BARSIC's three-layer architecture:

Layer 3 — BARSIC SQL API
  Encoding/Decoding · Exact search · Similarity search · Substructure search
  Molecular property calculations · Fingerprinting
        ↑
Layer 2 — RDKit  (swappable for any domain-specific Python library)
        ↑
Layer 1 — Snowflake  (columnar storage + elastic compute clusters)

The broader point: any domain that has a capable Python library can follow this same pattern to bring domain-specific computation directly to the data in Snowflake — no pipelines, no data movement, warehouse-scale parallelism for free.

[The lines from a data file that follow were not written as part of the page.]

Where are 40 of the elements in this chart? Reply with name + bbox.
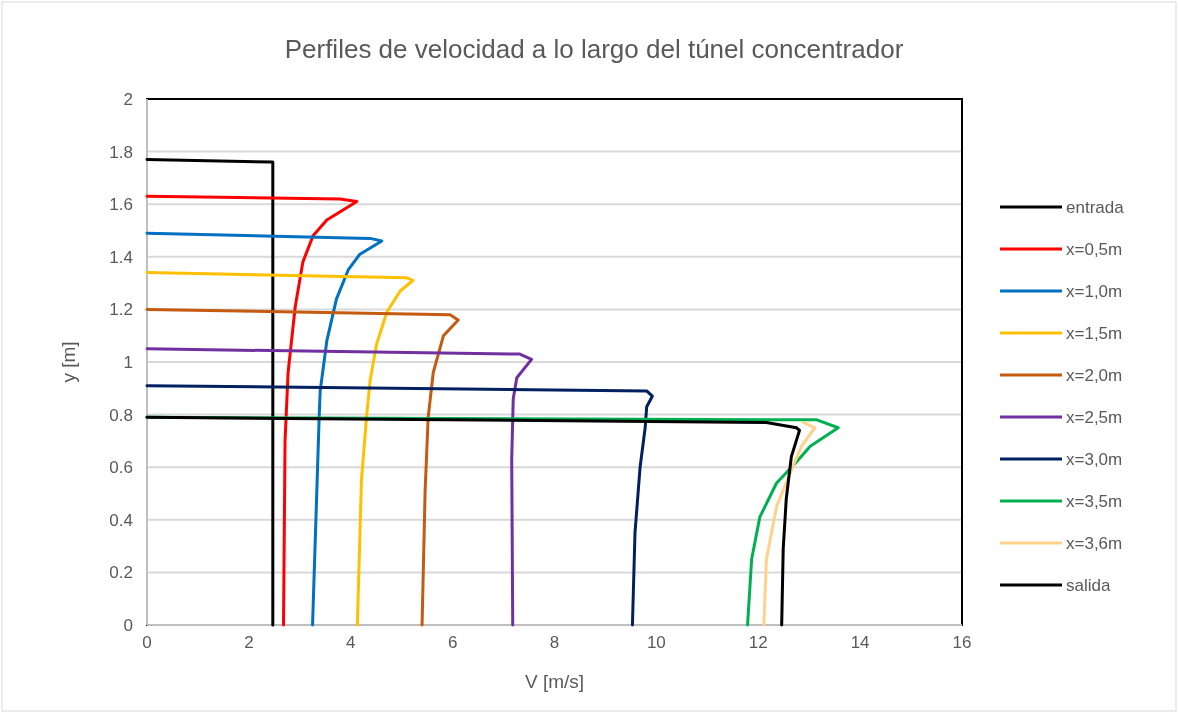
chart-title: Perfiles de velocidad a lo largo del túnel concentrador xyxy=(284,34,904,64)
legend-label: entrada xyxy=(1066,198,1125,217)
legend-label: x=3,6m xyxy=(1066,534,1123,553)
x-tick-label: 6 xyxy=(447,633,458,652)
line-series xyxy=(762,420,817,627)
y-tick-label: 0.4 xyxy=(109,510,133,530)
legend-label: salida xyxy=(1066,576,1111,595)
line-series xyxy=(145,347,534,627)
x-tick-label: 4 xyxy=(346,633,356,652)
x-tick-label: 16 xyxy=(952,633,972,652)
x-tick-label: 2 xyxy=(244,633,254,652)
y-tick-label: 1 xyxy=(123,353,133,372)
legend-label: x=1,0m xyxy=(1066,282,1123,301)
y-tick-label: 0.8 xyxy=(109,405,133,425)
legend-label: x=3,0m xyxy=(1066,450,1123,469)
line-series xyxy=(145,307,460,627)
legend-label: x=2,0m xyxy=(1066,366,1123,385)
y-tick-label: 2 xyxy=(123,90,133,109)
legend-label: x=1,5m xyxy=(1066,324,1123,343)
line-series xyxy=(145,231,384,627)
x-tick-label: 8 xyxy=(549,633,560,652)
y-axis-title: y [m] xyxy=(58,341,79,383)
line-series xyxy=(145,271,415,627)
x-axis-title: V [m/s] xyxy=(524,671,585,692)
y-tick-label: 1.2 xyxy=(109,300,133,320)
y-tick-label: 0 xyxy=(123,616,133,635)
x-tick-label: 12 xyxy=(748,633,768,652)
y-tick-label: 0.6 xyxy=(109,458,133,478)
legend-label: x=0,5m xyxy=(1066,240,1123,259)
legend-label: x=2,5m xyxy=(1066,408,1123,427)
x-tick-label: 14 xyxy=(850,633,870,652)
x-tick-label: 0 xyxy=(142,633,152,652)
y-tick-label: 1.8 xyxy=(109,142,133,162)
y-tick-label: 1.6 xyxy=(109,195,133,215)
y-tick-label: 0.2 xyxy=(109,563,133,583)
line-series xyxy=(145,194,359,627)
legend-label: x=3,5m xyxy=(1066,492,1123,511)
y-tick-label: 1.4 xyxy=(109,247,133,267)
x-tick-label: 10 xyxy=(646,633,666,652)
line-series xyxy=(145,384,654,627)
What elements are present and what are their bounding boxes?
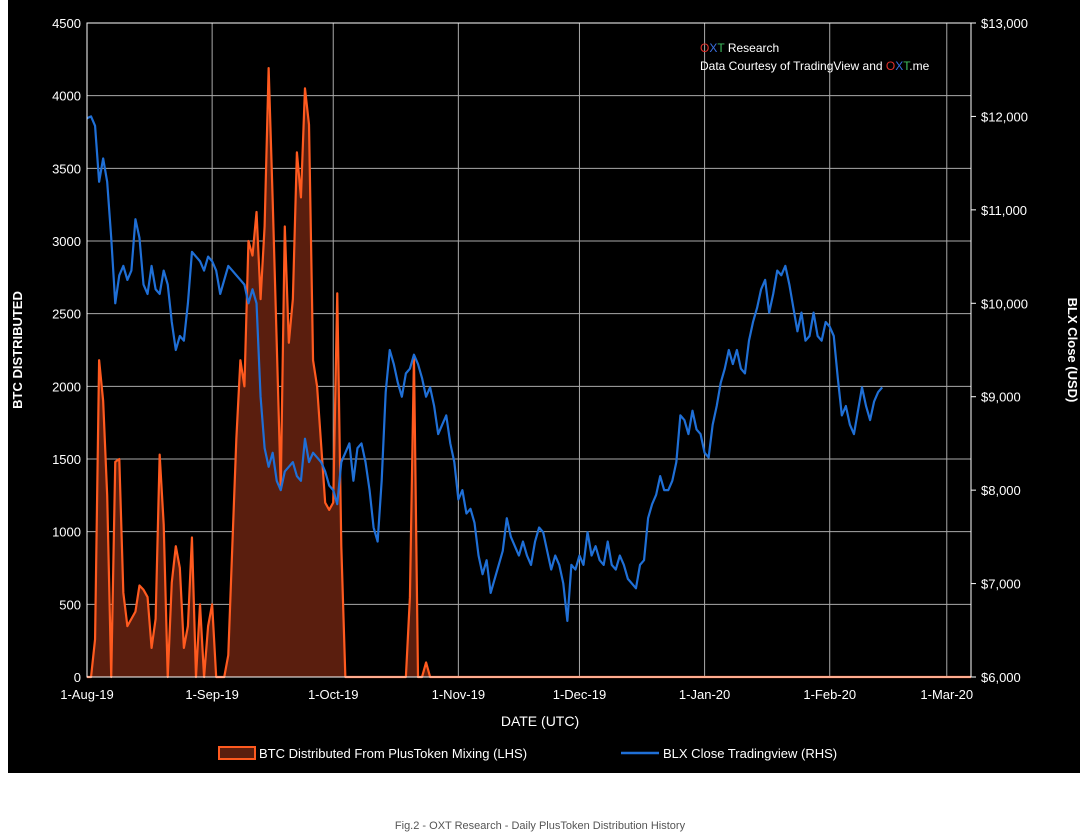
y-tick-label-right: $6,000: [981, 670, 1021, 685]
x-tick-label: 1-Nov-19: [432, 687, 485, 702]
plot-frame: [86, 22, 972, 678]
y-tick-label-right: $9,000: [981, 390, 1021, 405]
y-tick-label-left: 2000: [52, 379, 81, 394]
y-tick-label-left: 500: [59, 597, 81, 612]
y-tick-label-right: $8,000: [981, 483, 1021, 498]
y-tick-label-left: 4000: [52, 89, 81, 104]
y-tick-label-right: $11,000: [981, 203, 1027, 218]
grid: [86, 22, 971, 678]
y-tick-label-left: 1000: [52, 525, 81, 540]
y-tick-label-left: 4500: [52, 16, 81, 31]
blx-series: [86, 115, 884, 623]
y-axis-label-left: BTC DISTRIBUTED: [10, 291, 25, 409]
btc-area-fill: [87, 68, 971, 678]
y-tick-label-right: $10,000: [981, 296, 1028, 311]
x-tick-label: 1-Dec-19: [553, 687, 606, 702]
annotation-oxt-research: OXT Research: [700, 41, 779, 55]
y-tick-label-right: $12,000: [981, 109, 1028, 124]
legend: BTC Distributed From PlusToken Mixing (L…: [218, 746, 837, 761]
y-tick-label-left: 0: [74, 670, 81, 685]
y-tick-label-left: 3500: [52, 161, 81, 176]
legend-label-blx: BLX Close Tradingview (RHS): [663, 746, 837, 761]
blx-price-line: [86, 115, 884, 623]
y-tick-label-left: 3000: [52, 234, 81, 249]
y-tick-label-left: 1500: [52, 452, 81, 467]
btc-series: [87, 66, 971, 679]
x-tick-label: 1-Jan-20: [679, 687, 730, 702]
x-tick-label: 1-Aug-19: [60, 687, 113, 702]
legend-swatch-btc: [218, 746, 256, 760]
chart: 0 500 1000 1500 2000 2500 3000 3500 4000 4500 $6,0…: [10, 16, 1080, 761]
x-tick-label: 1-Oct-19: [308, 687, 359, 702]
x-tick-label: 1-Feb-20: [803, 687, 856, 702]
y-tick-label-left: 2500: [52, 307, 81, 322]
y-axis-label-right: BLX Close (USD): [1065, 298, 1080, 403]
x-tick-label: 1-Mar-20: [920, 687, 973, 702]
y-tick-label-right: $7,000: [981, 577, 1021, 592]
x-tick-label: 1-Sep-19: [185, 687, 238, 702]
legend-label-btc: BTC Distributed From PlusToken Mixing (L…: [259, 746, 527, 761]
annotation-data-courtesy: Data Courtesy of TradingView and OXT.me: [700, 59, 930, 73]
x-axis-label: DATE (UTC): [501, 713, 579, 729]
btc-line: [87, 66, 971, 679]
figure-caption: Fig.2 - OXT Research - Daily PlusToken D…: [394, 820, 686, 832]
y-tick-label-right: $13,000: [981, 16, 1028, 31]
axes: 0 500 1000 1500 2000 2500 3000 3500 4000 4500 $6,0…: [52, 16, 1028, 702]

GitHub: github.com/johnsonandjohnson/BARSIC — Apache 2.0, Snowflake Marketplace listing coming soon.

Summary

Dimension	Key takeaway
Problem	Substructure search requires solving subgraph isomorphism — NP-complete — at scale across millions to hundreds of millions of structures
Barrier	Snowflake's columnar architecture and lack of query hooks rule out traditional DB extension approaches
Breakthrough	Snowpark brings Python computation to the data, eliminating data movement entirely
Optimization	Fingerprint prescreening + RDKit exact match; 4–6× faster than naive UDF on 2M rows
Generality	The pattern is domain-agnostic — RDKit today, spaCy/BioPython/Shapely tomorrow
Availability	Fully open source, Apache 2.0

This post exists because of a gap between what was said and what could have been heard. The speaker at J&J's Snowflake Dev Day 2026 session had genuinely solid material — a clean architecture, real benchmark numbers, and a pattern that generalizes well beyond chemistry. But poor audio quality and a presentation style that buried the narrative made it hard to follow in the room. The five-question structure below is an attempt to re-tell the same content in a way that earns the audience's attention — starting from the problem a chemist actually faces, and building toward the architectural insight that makes BARSIC worth paying attention to.

Note: This post was drafted with the assistance of Claude, and reviewed by ChatGPT and Gemini.